Le propos du film, en plus de souligner les limites du système judiciaire japonais, est de montrer qu’en s’attaquant aux développeurs informatiques, le Japon se prive de talents pour faire croître le pays et rester un fleuron du numérique. Une scène montre même l’avocat Dan Toshimitsu dépité devant son écran d’ordinateur en lisant un article sur le succès de Youtube qui s’impose rapidement comme la plateforme vidéo la plus utilisée dans le monde. Défendre Kaneko, c’est donc défendre un Japon entreprenant et tourné vers l’avenir.
Autre procédé utilisé pour défendre Kaneko : suggérer que le procès est une manœuvre des forces de l’ordre pour éviter la révélation d’un scandale de détournement d’argent généralisé au sein de la police. Chose étonnante : c’est bien la police qui porte plainte contre Kaneko et non des sociétés de production musicale ou cinématographique. En parallèle du procès, le film montre donc un policier lanceur d’alerte qui contacte en vain la presse pour signaler une falsification systémique de notes de frais pour rémunérer des indicateurs fictifs. Les preuves de cette corruption massive seront partagées de manière anonyme sur le web grâce au logiciel Winny. La police avait donc intérêt à stopper l’utilisation de Winny ou, à tout le moins, discréditer le logiciel comme permettant de violer les droits d’auteurs ou de partager des contenus illicites. Cette intrigue secondaire fait donc de Kaneko un martyr mis en croix par la police pour des raisons peu avouables… et non une défense du droit d’auteur.

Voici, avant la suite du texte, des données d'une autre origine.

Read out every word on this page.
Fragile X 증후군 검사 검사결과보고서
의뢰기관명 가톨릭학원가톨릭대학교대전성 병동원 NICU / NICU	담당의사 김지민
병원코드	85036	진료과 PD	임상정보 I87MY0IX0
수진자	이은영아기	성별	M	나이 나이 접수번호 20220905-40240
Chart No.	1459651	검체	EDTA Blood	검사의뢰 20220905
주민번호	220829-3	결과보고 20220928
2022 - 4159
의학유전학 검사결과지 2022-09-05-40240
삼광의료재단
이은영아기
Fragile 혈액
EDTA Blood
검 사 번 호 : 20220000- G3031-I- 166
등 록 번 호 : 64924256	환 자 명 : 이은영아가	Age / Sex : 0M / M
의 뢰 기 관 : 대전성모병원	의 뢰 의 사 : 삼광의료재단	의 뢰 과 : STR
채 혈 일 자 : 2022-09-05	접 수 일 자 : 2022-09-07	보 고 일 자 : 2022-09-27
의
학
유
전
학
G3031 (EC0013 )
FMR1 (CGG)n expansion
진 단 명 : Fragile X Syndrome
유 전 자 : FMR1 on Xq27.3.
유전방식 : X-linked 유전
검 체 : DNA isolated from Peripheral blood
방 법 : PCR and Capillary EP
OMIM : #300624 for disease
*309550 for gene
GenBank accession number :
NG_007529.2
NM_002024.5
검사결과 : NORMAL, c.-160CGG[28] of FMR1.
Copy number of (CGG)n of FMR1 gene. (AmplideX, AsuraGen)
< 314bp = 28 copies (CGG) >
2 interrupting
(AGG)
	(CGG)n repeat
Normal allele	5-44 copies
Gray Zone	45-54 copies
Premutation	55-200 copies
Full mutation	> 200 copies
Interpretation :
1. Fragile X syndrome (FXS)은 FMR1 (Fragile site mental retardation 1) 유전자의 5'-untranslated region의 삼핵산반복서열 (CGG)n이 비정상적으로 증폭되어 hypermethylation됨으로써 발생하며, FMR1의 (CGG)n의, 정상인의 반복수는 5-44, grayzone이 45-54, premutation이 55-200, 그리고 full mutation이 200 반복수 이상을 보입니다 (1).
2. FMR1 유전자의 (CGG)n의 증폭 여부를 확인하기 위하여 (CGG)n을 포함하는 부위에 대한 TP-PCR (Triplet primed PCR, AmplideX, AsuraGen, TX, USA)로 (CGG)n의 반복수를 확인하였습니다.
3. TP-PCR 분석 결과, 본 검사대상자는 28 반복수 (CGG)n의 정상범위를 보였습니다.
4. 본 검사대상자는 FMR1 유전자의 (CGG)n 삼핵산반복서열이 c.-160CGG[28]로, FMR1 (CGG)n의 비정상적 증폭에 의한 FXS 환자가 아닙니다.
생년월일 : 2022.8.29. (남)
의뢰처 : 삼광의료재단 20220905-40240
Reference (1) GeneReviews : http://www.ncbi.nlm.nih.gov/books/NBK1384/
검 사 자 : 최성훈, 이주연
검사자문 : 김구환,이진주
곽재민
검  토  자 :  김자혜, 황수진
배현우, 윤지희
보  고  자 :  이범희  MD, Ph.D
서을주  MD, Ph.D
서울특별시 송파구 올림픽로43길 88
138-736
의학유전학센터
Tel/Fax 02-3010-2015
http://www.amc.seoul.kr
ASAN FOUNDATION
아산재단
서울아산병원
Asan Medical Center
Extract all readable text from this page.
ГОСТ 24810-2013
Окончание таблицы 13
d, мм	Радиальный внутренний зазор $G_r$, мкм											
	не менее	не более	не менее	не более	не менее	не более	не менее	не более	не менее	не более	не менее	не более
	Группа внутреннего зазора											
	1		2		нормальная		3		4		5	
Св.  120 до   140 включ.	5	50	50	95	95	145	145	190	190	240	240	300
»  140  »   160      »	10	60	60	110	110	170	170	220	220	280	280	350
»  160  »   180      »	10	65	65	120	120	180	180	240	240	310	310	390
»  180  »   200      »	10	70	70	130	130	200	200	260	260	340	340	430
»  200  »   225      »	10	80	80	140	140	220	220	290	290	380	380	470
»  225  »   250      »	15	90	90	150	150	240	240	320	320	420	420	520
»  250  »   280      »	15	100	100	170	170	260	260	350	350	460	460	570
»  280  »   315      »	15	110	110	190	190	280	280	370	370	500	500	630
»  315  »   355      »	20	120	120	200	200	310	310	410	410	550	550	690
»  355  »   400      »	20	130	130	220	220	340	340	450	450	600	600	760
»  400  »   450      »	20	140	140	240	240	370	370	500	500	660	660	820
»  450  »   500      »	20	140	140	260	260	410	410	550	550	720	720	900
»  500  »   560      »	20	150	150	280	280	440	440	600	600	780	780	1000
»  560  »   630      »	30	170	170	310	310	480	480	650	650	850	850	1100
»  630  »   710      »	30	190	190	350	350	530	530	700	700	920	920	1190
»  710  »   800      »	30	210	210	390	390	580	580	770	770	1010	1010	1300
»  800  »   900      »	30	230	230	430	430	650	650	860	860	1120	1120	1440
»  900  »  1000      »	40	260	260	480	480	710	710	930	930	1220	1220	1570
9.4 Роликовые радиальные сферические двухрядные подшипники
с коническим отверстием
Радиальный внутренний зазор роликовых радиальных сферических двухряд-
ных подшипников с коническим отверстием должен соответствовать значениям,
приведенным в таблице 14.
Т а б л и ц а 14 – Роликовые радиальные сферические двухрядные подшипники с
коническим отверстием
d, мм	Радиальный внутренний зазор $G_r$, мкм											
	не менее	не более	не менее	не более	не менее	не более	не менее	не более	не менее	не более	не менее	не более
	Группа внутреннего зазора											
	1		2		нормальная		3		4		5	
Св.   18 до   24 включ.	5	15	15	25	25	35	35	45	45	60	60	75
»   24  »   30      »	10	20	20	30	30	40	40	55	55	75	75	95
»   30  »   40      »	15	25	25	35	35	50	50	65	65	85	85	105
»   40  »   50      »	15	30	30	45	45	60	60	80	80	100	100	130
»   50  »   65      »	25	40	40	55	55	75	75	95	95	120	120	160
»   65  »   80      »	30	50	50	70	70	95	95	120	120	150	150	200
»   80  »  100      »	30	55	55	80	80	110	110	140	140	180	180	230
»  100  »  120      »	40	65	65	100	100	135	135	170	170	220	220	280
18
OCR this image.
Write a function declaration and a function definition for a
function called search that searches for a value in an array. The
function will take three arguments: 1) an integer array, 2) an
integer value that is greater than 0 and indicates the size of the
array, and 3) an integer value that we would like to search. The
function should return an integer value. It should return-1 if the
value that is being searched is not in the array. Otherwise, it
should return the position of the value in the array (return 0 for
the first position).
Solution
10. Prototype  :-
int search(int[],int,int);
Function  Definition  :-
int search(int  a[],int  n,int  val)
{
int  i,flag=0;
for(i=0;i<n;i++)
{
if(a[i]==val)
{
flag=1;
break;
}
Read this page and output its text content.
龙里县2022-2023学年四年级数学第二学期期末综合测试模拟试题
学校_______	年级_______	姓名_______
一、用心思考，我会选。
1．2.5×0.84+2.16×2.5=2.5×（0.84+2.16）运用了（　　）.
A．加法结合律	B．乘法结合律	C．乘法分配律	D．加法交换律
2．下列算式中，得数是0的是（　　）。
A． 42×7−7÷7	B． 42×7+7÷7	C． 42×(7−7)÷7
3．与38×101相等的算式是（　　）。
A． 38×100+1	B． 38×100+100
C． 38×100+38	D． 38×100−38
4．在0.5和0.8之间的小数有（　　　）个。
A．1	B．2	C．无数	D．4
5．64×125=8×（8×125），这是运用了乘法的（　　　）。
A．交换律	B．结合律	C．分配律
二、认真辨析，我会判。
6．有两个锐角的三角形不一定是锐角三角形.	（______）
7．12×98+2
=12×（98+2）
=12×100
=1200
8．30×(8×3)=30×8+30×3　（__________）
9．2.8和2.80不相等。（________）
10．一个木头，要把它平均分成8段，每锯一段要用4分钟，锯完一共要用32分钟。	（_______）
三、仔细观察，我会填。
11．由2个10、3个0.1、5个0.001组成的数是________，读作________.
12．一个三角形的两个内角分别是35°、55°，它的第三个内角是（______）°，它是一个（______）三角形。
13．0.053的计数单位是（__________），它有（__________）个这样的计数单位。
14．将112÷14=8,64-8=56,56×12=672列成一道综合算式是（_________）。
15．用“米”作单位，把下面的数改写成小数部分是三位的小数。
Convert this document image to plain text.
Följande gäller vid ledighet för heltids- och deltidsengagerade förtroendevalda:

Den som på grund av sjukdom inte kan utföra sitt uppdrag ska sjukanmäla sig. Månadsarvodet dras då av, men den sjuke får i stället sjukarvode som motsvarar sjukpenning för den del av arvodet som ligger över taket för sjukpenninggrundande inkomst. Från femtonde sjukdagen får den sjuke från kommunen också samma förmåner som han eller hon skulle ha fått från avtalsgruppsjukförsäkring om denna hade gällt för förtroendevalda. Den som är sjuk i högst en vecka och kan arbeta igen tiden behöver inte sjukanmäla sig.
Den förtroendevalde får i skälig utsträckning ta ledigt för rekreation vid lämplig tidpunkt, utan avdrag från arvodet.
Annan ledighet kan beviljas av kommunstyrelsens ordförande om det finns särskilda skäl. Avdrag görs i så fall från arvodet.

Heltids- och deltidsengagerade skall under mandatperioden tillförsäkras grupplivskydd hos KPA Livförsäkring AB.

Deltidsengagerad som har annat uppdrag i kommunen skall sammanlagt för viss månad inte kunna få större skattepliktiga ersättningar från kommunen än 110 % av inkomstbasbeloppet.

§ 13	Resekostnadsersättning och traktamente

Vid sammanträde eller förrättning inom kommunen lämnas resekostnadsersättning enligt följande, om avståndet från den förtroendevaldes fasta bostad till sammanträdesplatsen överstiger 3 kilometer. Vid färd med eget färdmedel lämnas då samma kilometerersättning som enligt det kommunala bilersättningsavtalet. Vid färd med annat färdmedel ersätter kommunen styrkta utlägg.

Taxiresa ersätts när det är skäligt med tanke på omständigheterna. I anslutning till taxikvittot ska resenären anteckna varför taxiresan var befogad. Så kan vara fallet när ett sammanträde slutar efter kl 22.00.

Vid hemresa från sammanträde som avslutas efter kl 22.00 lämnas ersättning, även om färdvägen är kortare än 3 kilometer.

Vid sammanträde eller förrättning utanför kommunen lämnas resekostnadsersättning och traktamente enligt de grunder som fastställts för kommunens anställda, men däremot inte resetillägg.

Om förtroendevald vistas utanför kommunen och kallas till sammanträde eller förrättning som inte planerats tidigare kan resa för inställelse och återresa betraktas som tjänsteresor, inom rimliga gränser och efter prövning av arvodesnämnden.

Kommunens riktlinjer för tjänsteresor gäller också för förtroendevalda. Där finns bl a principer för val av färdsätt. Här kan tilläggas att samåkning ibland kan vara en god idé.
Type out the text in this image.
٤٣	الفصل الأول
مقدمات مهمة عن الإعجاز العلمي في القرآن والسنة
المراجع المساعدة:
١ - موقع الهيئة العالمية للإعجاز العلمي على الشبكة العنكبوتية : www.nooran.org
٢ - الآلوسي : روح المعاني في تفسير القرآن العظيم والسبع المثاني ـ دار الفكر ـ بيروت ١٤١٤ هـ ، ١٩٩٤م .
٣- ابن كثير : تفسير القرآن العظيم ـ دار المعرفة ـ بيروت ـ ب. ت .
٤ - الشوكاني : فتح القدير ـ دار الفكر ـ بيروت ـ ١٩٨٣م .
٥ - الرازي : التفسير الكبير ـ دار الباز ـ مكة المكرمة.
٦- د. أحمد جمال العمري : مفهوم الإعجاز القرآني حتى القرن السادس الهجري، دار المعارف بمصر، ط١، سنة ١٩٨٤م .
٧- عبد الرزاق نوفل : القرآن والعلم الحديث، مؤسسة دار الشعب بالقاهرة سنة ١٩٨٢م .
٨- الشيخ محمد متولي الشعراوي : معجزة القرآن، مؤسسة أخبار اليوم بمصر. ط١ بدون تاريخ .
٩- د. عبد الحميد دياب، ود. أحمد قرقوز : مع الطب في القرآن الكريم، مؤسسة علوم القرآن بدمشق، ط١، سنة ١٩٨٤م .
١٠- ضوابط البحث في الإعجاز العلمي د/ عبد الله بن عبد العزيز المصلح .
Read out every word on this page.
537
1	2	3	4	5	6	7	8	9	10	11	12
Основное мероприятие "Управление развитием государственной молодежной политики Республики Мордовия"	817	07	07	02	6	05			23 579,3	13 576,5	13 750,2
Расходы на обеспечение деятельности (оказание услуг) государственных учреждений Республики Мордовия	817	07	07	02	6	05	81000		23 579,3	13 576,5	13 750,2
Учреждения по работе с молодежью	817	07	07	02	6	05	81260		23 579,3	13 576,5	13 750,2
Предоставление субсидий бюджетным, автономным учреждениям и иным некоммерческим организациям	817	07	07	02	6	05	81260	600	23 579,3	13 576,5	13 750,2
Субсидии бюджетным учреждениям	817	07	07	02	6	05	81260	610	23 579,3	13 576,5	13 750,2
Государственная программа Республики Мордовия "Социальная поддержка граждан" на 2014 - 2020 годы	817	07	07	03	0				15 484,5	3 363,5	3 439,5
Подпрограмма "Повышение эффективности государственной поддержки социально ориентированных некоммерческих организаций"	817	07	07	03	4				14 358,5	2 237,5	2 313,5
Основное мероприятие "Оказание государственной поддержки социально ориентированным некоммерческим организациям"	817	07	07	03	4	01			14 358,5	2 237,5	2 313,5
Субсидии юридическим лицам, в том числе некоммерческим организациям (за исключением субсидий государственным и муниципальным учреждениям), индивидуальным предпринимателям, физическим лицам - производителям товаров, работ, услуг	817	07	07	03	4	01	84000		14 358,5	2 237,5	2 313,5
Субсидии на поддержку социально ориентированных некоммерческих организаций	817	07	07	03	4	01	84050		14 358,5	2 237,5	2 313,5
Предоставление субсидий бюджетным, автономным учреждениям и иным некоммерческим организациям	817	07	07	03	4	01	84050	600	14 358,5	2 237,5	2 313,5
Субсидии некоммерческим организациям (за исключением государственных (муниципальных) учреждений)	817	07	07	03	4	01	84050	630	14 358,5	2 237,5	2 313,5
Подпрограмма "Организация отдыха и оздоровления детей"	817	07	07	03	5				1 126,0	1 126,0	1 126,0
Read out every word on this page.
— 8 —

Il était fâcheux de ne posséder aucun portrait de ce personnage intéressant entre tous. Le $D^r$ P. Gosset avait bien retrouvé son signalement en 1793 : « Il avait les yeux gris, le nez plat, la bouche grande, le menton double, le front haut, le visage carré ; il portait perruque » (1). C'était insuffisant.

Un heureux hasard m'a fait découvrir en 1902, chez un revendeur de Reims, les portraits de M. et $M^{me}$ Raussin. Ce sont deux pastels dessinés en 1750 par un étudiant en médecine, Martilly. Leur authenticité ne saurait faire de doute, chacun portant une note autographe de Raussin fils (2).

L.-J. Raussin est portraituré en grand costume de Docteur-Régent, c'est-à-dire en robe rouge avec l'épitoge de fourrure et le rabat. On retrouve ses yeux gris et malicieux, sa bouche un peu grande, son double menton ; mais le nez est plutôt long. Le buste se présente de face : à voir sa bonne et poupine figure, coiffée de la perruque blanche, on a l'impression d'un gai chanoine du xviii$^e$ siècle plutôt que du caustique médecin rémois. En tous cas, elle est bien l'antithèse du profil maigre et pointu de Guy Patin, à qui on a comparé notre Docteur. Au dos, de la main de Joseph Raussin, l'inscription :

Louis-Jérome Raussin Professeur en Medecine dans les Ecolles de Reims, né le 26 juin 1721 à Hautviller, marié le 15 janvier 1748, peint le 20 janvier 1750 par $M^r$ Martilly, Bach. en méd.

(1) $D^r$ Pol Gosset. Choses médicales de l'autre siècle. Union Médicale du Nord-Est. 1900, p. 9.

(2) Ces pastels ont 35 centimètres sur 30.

Plus qu’un regard documenté sur le système judiciaire japonais, Winny est une reconstitution d’une époque proche (le milieu des années 2000) mais déjà lointaine de l’ère numérique. C’est aussi le portrait d’un développeur : 1) en artiste condamné par les autorités, dans la tradition romantique ; 2) en visionnaire capable d’enrichir son pays, dans la tradition économique libérale.
Marc L’Helgoualc’h.
Winny de Matsumoto Yusaku. Japon. 2023. Projeté au Festival Kinotayo 2023.